Donelan – who also heads the department responsible for gambling – announced plans to replace GDPR with a UK-specific set of rules at the ongoing Conservative Party conference in Birmingham, framing the reforms as part of the government’s wider move to slash regulation in the wake of the UK’s exit from the European Union.
“There remains a significant amount of red tape in our way, red tape that, as a newly independent nation free of EU bureaucracy, we can tailor to fit our country’s needs. One example of this is on data,” said Donelan.
The minister stated that the new data system would provide more flexibility for small businesses and help reduce the regulatory burden:
“No longer will our businesses be shackled by unnecessary red tape. At the moment, even though we have shortages of electricians and plumbers, GDPR ties them in knots with clunky bureaucracy. In its place, we will co-design with business a new system of data protection. We will look to those countries who achieve data adequacy without having GDPR, like Israel, Japan, South Korea, Canada and New Zealand.
“Our new data protection plan will focus on growth and common sense, helping to prevent losses from cyber-attacks and data breaches, while protecting data privacy. This will allow us to reduce the needless regulations and business-stifling elements, while taking the best bits from others around the world to form a truly bespoke, British system of data protection.
“It is time we seize this post-Brexit opportunity fully and unleash the full growth potential of British business.

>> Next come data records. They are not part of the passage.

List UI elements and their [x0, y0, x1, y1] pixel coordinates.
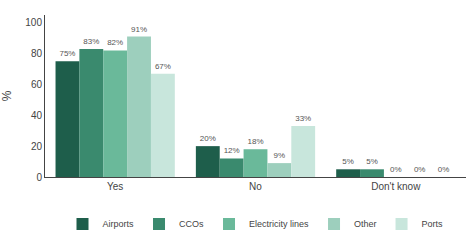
svg-text:75%: 75%: [59, 49, 75, 58]
svg-text:Airports: Airports: [103, 219, 135, 229]
svg-text:83%: 83%: [83, 37, 99, 46]
svg-text:%: %: [0, 90, 14, 101]
svg-text:0%: 0%: [414, 165, 426, 174]
svg-text:Don't know: Don't know: [371, 181, 421, 192]
svg-text:12%: 12%: [224, 146, 240, 155]
svg-text:No: No: [249, 181, 262, 192]
svg-text:40: 40: [31, 110, 43, 121]
svg-text:80: 80: [31, 48, 43, 59]
svg-text:0: 0: [36, 172, 42, 183]
svg-text:67%: 67%: [155, 62, 171, 71]
svg-text:Electricity lines: Electricity lines: [249, 219, 309, 229]
svg-text:20: 20: [31, 141, 43, 152]
svg-text:18%: 18%: [247, 137, 263, 146]
svg-text:Ports: Ports: [422, 219, 444, 229]
svg-text:5%: 5%: [366, 157, 378, 166]
svg-text:60: 60: [31, 79, 43, 90]
svg-text:Other: Other: [354, 219, 377, 229]
svg-text:Yes: Yes: [107, 181, 123, 192]
svg-text:33%: 33%: [295, 114, 311, 123]
svg-text:CCOs: CCOs: [179, 219, 204, 229]
svg-text:100: 100: [25, 17, 42, 28]
svg-text:9%: 9%: [274, 151, 286, 160]
svg-text:0%: 0%: [390, 165, 402, 174]
svg-text:20%: 20%: [200, 134, 216, 143]
svg-text:5%: 5%: [342, 157, 354, 166]
svg-text:91%: 91%: [131, 25, 147, 34]
svg-text:0%: 0%: [438, 165, 450, 174]
svg-text:82%: 82%: [107, 38, 123, 47]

We can be the bridge across the Atlantic and operate as the world’s data hub,” she continued.
Implications for industry
With no detail on what the new rules would be, the effect on industry that a new data policy would have remains ambiguous. Charles Cohen, CEO of affordability solutions business Department of Trust, doubted that the imposition of affordability checks – expected to be part of the Gambling Act review – will be much affected, however.
“It’s unlikely that affordability checks for gambling will be much affected by any changes,” Cohen said.
He continued, arguing that financial data was always going to be something protected by data laws.
“Ultimately, the data which matters is information on your bank transactions and balances,” he said. “This stuff is privacy kryptonite. No one is going to allow it to be on general release without consent and accountability. I imagine a lot of people would revert to cash under the mattress if that happened.”
Meanwhile, a spokesman from the GB Gambling Commission said that efforts at implementing a single customer view remained ongoing, whatever the data protection standard.
“We will continue to work closely with the Information Commissioner’s Office (ICO) to ensure that a single-customer view solution is implemented in accordance with data protection law,” the spokesman said. “The Betting & Gaming Council (BGC) is currently working within the ICO’s regulatory sandbox to trial a SCV solution.”
Two sets of regulations
The response to the announcement has not been universally positive. Alison Williams, member of the UK Trade and Business Commission and global head of data at DunnHumby said in a statement on the Trade and Business Commission website that in effect the new rules would increase, rather than decrease the administrative burden for business. As most businesses already need to be compliant with EU GDPR, she said it would lead to two sets of rules instead of one.
“Despite the spin, scrapping GDPR would, in practice, double the administrative headache for the hundreds of thousands of British businesses who trade with or operate within the EU. They would be burdened with the overhead of two unique sets of regulations.
“Instead of making up policy on the hoof, ministers must recognise that smooth, barrier-free data sharing with the EU is essential to ensuring British businesses can trade and operate and commit that they will not pursue such an unnecessary and disastrous course of action.”